Well, friends, I’ve come to a point I was afraid I was going to hit eventually. I’ve tried telling myself it may not be as big a deal as I think, but after studying a number of blueprints and maps and doing some reading about Regency Era architecture I, like a poorly-constructed building, caved in.
I have to redesign the Guises to Keep manor house from the ground up.
Full disclosure here: architectural and mechanical design are not entirely new to me, but I am admittedly a bit rusty.
I attended a technical high school and enrolled in the Computer Aided Drafting and Mechanical Design program. Even though I didn’t stick with it after graduation and went on to a liberal arts college to get my Bachelor’s in English and Communications, I can still claim four years of experience in the AutoCAD software. However, the last time I used it was 2014, and I’m willing to bet the software has gone through a bunch of changes to the point where I may not recognize some of its features.
But there is a program I know well, and that is The Sims.
In the past, as I’ve done with Online Fashion Games, I’ve used The Sims for character design as a way to help visualize the characters I’m working with in the early stages of a new project.
Now, I’m taking that idea a step further and using The Sims to help lay out the grounds of my story’s setting.
I started off with creating a Sim version of the earl’s grandson and heir apparent to the estate.
While I don’t intend on playing much with this game file, as this is really more of a reference point than playing The Sims, having a Sim of a character is useful for scale.
Here is the basic shape after constructing the first floor.
I did use the Motherlode cheat to do this, though this is fairly justifiable because the manor house has been in the family for several generations and is owned by some of the wealthier members of society. They’ve got plenty of money (or, in this case, Simoleons) to their name.
I have not been able to include every aspect of the manor house, such as the balconies of the second and third stories.
The Sims does not offer much in the way of historical accuracy, so I’ve had to make do with modern equivalents in a few areas, like the wall of portraits in the foyer. For example, I’ve had to substitute what would be a collection of family portraits with some admittedly random selections from Buy Mode.
I’ve had to add some modernizations like the oven and toilets taking the place of chamberpots. This is meant to serve as a map of the estate, so these appliances act as markers for each room.

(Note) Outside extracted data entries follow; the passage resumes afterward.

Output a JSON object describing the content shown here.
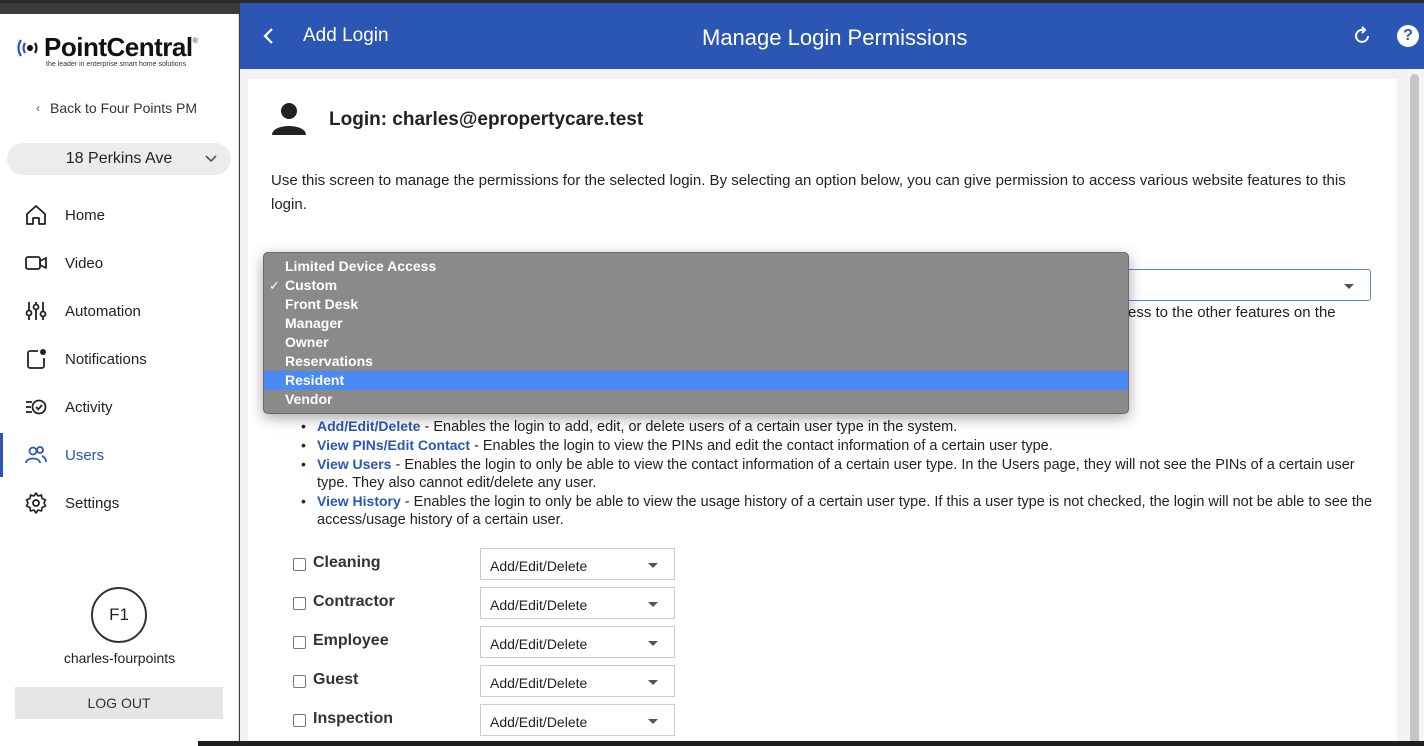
{
  "brand": {
    "name": "PointCentral",
    "registered": "®",
    "tagline": "the leader in enterprise smart home solutions"
  },
  "sidebar": {
    "back_label": "Back to Four Points PM",
    "property": "18 Perkins Ave",
    "items": [
      {
        "label": "Home",
        "icon": "home-icon"
      },
      {
        "label": "Video",
        "icon": "video-icon"
      },
      {
        "label": "Automation",
        "icon": "sliders-icon"
      },
      {
        "label": "Notifications",
        "icon": "notification-icon"
      },
      {
        "label": "Activity",
        "icon": "activity-icon"
      },
      {
        "label": "Users",
        "icon": "users-icon",
        "active": true
      },
      {
        "label": "Settings",
        "icon": "gear-icon"
      }
    ],
    "avatar_initials": "F1",
    "username": "charles-fourpoints",
    "logout_label": "LOG OUT"
  },
  "header": {
    "back_label": "Add Login",
    "title": "Manage Login Permissions",
    "refresh_icon": "refresh-icon",
    "help_label": "?"
  },
  "main": {
    "login_title": "Login: charles@epropertycare.test",
    "intro": "Use this screen to manage the permissions for the selected login. By selecting an option below, you can give permission to access various website features to this login.",
    "partial_text": "ess to the other features on the",
    "role_dropdown": {
      "options": [
        "Limited Device Access",
        "Custom",
        "Front Desk",
        "Manager",
        "Owner",
        "Reservations",
        "Resident",
        "Vendor"
      ],
      "checked": "Custom",
      "highlighted": "Resident"
    },
    "permissions": [
      {
        "term": "Add/Edit/Delete",
        "desc": " - Enables the login to add, edit, or delete users of a certain user type in the system."
      },
      {
        "term": "View PINs/Edit Contact",
        "desc": " - Enables the login to view the PINs and edit the contact information of a certain user type."
      },
      {
        "term": "View Users",
        "desc": " - Enables the login to only be able to view the contact information of a certain user type. In the Users page, they will not see the PINs of a certain user type. They also cannot edit/delete any user."
      },
      {
        "term": "View History",
        "desc": " - Enables the login to only be able to view the usage history of a certain user type. If this a user type is not checked, the login will not be able to see the access/usage history of a certain user."
      }
    ],
    "user_types": [
      {
        "label": "Cleaning",
        "permission": "Add/Edit/Delete"
      },
      {
        "label": "Contractor",
        "permission": "Add/Edit/Delete"
      },
      {
        "label": "Employee",
        "permission": "Add/Edit/Delete"
      },
      {
        "label": "Guest",
        "permission": "Add/Edit/Delete"
      },
      {
        "label": "Inspection",
        "permission": "Add/Edit/Delete"
      }
    ]
  },
  "colors": {
    "primary": "#2b56b3",
    "highlight": "#4a8af4",
    "dropdown_bg": "#8a8a8a"
  }
}
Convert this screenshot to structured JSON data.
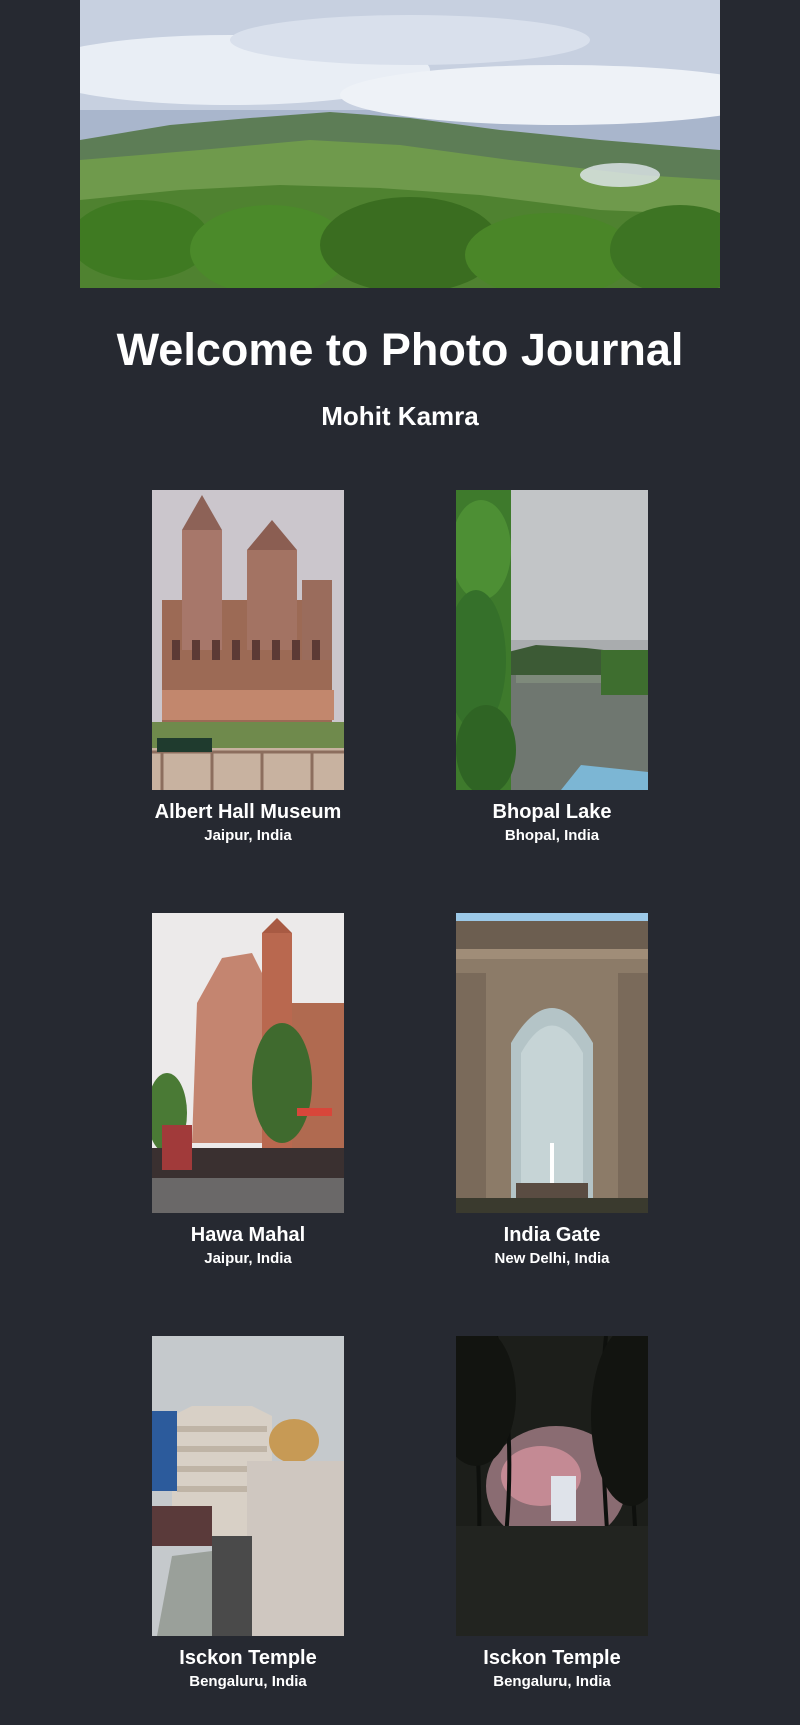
{
  "page": {
    "title": "Welcome to Photo Journal",
    "author": "Mohit Kamra"
  },
  "hero": {
    "alt": "mountain-landscape"
  },
  "gallery": [
    {
      "title": "Albert Hall Museum",
      "location": "Jaipur, India"
    },
    {
      "title": "Bhopal Lake",
      "location": "Bhopal, India"
    },
    {
      "title": "Hawa Mahal",
      "location": "Jaipur, India"
    },
    {
      "title": "India Gate",
      "location": "New Delhi, India"
    },
    {
      "title": "Isckon Temple",
      "location": "Bengaluru, India"
    },
    {
      "title": "Isckon Temple",
      "location": "Bengaluru, India"
    }
  ],
  "colors": {
    "background": "#262931",
    "text": "#ffffff"
  }
}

In what would be the scullery. I have a bathtub taking the place of the basin used for washing dishes.
A view of the servants’ quarters in the basement, featuring the common room, kitchen, and men’s bedrooms. The maids would have slept in the attic, which is not seen in my Sims model as a result of the limited number of floors that can be built on any property.
Even though Twin Oracle Point is the largest plot of land in Newcrest City at 50X40, it is not nearly the size I envision the estate grounds to be. If I felt the need to, I could create the garden on an adjacent lot along with the stables (which makes me miss the ability to have horses in The Sims 3‘s Pets Expansion all the more. The Sims 4 only has cats and dogs available at this time).
While I wish there were a way to turn my Sims residence into a blueprint, as one could do in AutoDesk’s Inventor program, it does let me do a virtual walkthrough. This is by no means a perfect model, but it serves its purpose well enough.
The biggest problem with any Sims game is how easy it is to get sucked into it and lose track of time in the real world.
That said, I think this is a good place to leave the Sims version of the manor house so I can get back to working on the story that takes place there.